BMC Immunology 2014, 15:61 doi:10.1186/s12865-014-0061-0
The electronic version of this article is the complete one and can be found online at: http://www.biomedcentral.com/1471-2172/15/61
Received: | 7 November 2014 |
Accepted: | 1 December 2014 |
Published: | 9 December 2014 |
This is an Open Access article distributed under the terms of the Creative Commons Attribution License (http://creativecommons.org/licenses/by/4.0), which permits unrestricted use, distribution, and reproduction in any medium, provided the original work is properly credited. The Creative Commons Public Domain Dedication waiver (http://creativecommons.org/publicdomain/zero/1.0/) applies to the data made available in this article, unless otherwise stated.
Abstract
Background
Near universal administration of vaccines mandates intense pharmacovigilance for vaccine safety and a stringently low tolerance for adverse events. Reports of autoimmune diseases (AID) following vaccination have been challenging to evaluate given the high rates of vaccination, background incidence of autoimmunity, and low incidence and variable times for onset of AID after vaccinations. In order to identify biologically plausible pathways to adverse autoimmune events of vaccine-related AID, we used a systems biology approach to create a matrix of innate and adaptive immune mechanisms active in specific diseases, responses to vaccine antigens, adjuvants, preservatives and stabilizers, for the most common vaccine-associated AID found in the Vaccine Adverse Event Reporting System.
Results
This report focuses on Guillain-Barre Syndrome (GBS), Rheumatoid Arthritis (RA), Systemic Lupus Erythematosus (SLE), and Idiopathic (or immune) Thrombocytopenic Purpura (ITP). Multiple curated databases and automated text mining of PubMed literature identified 667 genes associated with RA, 448 with SLE, 49 with ITP and 73 with GBS. While all data sources provided valuable and unique gene associations, text mining using natural language processing (NLP) algorithms provided the most information but required curation to remove incorrect associations. Six genes were associated with all four AIDs. Thirty-three pathways were shared by the four AIDs. Classification of genes into twelve immune system related categories identified more ?Th17 T-cell subtype? genes in RA than the other AIDs, and more ?Chemokine plus Receptors? genes associated with RA than SLE. Gene networks were visualized and clustered into interconnected modules with specific gene clusters for each AID, including one in RA with ten C-X-C motif chemokines.

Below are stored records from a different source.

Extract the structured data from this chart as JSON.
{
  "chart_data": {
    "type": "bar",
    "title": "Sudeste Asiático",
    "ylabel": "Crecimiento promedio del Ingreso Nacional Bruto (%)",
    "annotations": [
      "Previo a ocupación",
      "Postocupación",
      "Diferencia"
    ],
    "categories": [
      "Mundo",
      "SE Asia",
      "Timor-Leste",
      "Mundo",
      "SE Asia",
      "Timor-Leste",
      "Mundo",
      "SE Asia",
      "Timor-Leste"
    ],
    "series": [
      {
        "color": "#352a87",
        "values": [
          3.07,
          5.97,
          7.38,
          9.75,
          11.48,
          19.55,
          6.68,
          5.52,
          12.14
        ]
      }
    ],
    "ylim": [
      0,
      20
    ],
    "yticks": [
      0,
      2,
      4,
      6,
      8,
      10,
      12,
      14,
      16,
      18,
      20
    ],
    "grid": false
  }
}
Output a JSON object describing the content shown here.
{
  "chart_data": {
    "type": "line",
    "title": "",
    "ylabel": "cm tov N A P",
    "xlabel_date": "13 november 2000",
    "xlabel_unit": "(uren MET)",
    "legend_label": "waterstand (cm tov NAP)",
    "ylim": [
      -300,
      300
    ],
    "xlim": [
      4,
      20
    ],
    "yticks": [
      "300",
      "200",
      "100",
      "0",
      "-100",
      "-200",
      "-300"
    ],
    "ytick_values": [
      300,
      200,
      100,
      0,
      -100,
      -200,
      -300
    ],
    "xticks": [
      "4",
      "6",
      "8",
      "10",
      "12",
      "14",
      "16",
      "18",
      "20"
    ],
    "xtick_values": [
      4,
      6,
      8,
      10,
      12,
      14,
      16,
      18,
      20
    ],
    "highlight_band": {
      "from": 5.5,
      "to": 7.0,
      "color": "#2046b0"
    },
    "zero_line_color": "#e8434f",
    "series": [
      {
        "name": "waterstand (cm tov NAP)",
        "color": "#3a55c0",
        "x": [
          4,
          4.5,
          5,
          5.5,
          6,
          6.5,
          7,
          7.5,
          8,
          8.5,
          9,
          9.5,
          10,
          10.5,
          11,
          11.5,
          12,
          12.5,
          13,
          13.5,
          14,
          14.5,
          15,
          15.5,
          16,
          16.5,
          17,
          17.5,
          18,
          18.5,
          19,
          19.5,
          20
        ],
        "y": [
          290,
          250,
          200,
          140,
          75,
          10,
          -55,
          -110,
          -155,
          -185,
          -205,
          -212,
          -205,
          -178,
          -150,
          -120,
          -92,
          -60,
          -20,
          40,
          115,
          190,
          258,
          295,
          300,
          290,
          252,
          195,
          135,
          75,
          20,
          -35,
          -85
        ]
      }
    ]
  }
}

The intersection of genes associated with GBS, GBS peptide auto-antigens, influenza A infection, and influenza vaccination created a subnetwork of genes that inferred a possible role for the MAPK signaling pathway in influenza vaccine related GBS.
Conclusions
Results showing unique and common gene sets, pathways, immune system categories and functional clusters of genes in four autoimmune diseases suggest it is possible to develop molecular classifications of autoimmune and inflammatory events. Combining this information with cellular and other disease responses should greatly aid in the assessment of potential immune-mediated adverse events following vaccination.